Gesellschaftlicher Zusammenhalt verlange Steuergerechtigkeit und Investitionen in das Sozialkapital, sagte Heidemarie Wieczorek-Zeul. Nur so könne der Staat den Erwartungen der Bürgerinnen und Bürger entsprechen. Für Europäer und Lateinamerikaner sei dies mit erheblichen Herausforderungen und Lernprozessen verbunden. Aber viele gute Beispiele zeigten, dass Fortschritte möglich sind.

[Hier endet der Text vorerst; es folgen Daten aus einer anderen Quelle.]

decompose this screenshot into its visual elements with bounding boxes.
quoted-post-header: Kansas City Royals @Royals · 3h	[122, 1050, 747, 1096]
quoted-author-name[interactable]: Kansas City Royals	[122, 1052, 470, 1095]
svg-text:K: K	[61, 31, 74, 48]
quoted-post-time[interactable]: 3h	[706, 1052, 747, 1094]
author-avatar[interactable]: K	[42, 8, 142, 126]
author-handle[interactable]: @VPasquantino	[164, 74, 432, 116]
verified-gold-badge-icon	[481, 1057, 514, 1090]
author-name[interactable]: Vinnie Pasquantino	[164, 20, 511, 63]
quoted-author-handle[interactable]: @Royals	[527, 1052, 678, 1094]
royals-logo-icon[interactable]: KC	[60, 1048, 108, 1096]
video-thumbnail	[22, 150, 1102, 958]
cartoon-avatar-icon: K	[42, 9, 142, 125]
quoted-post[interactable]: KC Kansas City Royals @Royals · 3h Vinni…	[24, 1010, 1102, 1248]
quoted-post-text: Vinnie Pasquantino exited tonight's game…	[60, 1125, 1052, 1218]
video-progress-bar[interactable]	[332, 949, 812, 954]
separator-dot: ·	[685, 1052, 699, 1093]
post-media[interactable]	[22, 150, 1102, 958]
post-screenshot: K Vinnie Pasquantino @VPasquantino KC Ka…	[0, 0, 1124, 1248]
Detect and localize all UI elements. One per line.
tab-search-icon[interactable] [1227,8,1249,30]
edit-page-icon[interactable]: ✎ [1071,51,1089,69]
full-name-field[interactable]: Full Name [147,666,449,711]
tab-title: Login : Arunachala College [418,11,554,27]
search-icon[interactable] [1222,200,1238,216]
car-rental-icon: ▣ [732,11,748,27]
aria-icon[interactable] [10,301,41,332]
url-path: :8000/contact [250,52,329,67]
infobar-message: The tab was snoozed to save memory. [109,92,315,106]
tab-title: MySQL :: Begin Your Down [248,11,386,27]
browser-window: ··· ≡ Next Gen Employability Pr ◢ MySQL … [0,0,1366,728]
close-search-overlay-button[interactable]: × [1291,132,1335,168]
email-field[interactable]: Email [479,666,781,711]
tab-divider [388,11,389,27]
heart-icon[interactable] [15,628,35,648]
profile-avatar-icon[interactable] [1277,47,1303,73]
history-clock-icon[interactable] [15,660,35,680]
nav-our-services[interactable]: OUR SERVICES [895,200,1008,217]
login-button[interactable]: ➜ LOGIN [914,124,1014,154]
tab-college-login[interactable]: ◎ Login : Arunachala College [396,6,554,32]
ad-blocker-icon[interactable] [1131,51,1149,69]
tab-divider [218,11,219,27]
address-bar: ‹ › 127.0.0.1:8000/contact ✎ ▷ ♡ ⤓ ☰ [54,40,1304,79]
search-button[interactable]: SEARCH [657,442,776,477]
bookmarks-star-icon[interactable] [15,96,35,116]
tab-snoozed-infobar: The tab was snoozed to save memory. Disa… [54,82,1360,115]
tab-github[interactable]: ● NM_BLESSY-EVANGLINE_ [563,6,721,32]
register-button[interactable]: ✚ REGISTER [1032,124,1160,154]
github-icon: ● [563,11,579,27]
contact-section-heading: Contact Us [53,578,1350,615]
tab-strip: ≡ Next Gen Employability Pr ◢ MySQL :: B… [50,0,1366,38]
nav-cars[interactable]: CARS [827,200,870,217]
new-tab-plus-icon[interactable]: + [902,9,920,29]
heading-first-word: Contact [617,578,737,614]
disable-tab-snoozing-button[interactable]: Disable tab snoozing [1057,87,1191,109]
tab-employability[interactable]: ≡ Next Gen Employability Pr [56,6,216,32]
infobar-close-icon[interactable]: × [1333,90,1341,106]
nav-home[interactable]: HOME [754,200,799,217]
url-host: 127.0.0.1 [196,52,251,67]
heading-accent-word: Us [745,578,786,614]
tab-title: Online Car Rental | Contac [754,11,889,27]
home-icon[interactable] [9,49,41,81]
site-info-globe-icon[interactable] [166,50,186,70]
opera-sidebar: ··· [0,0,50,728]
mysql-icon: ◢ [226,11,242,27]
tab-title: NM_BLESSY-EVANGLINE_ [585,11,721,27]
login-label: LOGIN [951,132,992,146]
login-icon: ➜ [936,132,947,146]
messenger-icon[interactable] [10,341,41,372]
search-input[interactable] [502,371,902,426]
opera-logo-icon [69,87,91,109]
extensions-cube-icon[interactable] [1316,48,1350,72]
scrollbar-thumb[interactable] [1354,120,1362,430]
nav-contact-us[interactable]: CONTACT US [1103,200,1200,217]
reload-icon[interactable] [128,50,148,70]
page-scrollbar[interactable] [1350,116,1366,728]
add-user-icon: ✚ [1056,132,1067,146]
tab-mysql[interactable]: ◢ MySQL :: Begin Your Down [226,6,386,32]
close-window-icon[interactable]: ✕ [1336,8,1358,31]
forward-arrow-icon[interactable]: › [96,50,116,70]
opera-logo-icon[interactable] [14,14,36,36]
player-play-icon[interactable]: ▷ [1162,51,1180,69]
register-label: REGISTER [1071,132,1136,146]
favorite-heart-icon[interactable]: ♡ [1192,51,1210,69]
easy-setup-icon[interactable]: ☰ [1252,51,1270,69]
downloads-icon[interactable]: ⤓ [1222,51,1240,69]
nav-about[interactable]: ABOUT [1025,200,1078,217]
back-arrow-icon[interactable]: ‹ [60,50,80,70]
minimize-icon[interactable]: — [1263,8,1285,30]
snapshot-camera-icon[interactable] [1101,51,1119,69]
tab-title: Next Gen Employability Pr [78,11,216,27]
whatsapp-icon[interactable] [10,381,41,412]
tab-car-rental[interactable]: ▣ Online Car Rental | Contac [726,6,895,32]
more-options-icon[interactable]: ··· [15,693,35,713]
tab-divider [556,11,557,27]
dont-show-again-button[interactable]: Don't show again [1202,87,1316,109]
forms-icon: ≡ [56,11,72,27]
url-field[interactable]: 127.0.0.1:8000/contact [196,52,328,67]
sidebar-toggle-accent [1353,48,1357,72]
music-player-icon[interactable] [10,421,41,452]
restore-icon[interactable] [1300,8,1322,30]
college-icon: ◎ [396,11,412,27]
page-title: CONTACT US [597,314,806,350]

Die Ministerin verwies in diesem Zusammenhang auch auf das neue „Konzept für die entwicklungspolitische Zusammenarbeit mit den Ländern Lateinamerikas und der Karibik“ des Bundesentwicklungsministeriums. „Gute Regierungsführung ist neben den Themen ‚Umwelt- und Klimaschutz‘ und ‚Förderung der Trinkwasserver- und Abwasserentsorgung‘ daher einer unserer Schwerpunkte in der Zusammenarbeit und im Dialog mit Lateinamerika“, so die Ministerin.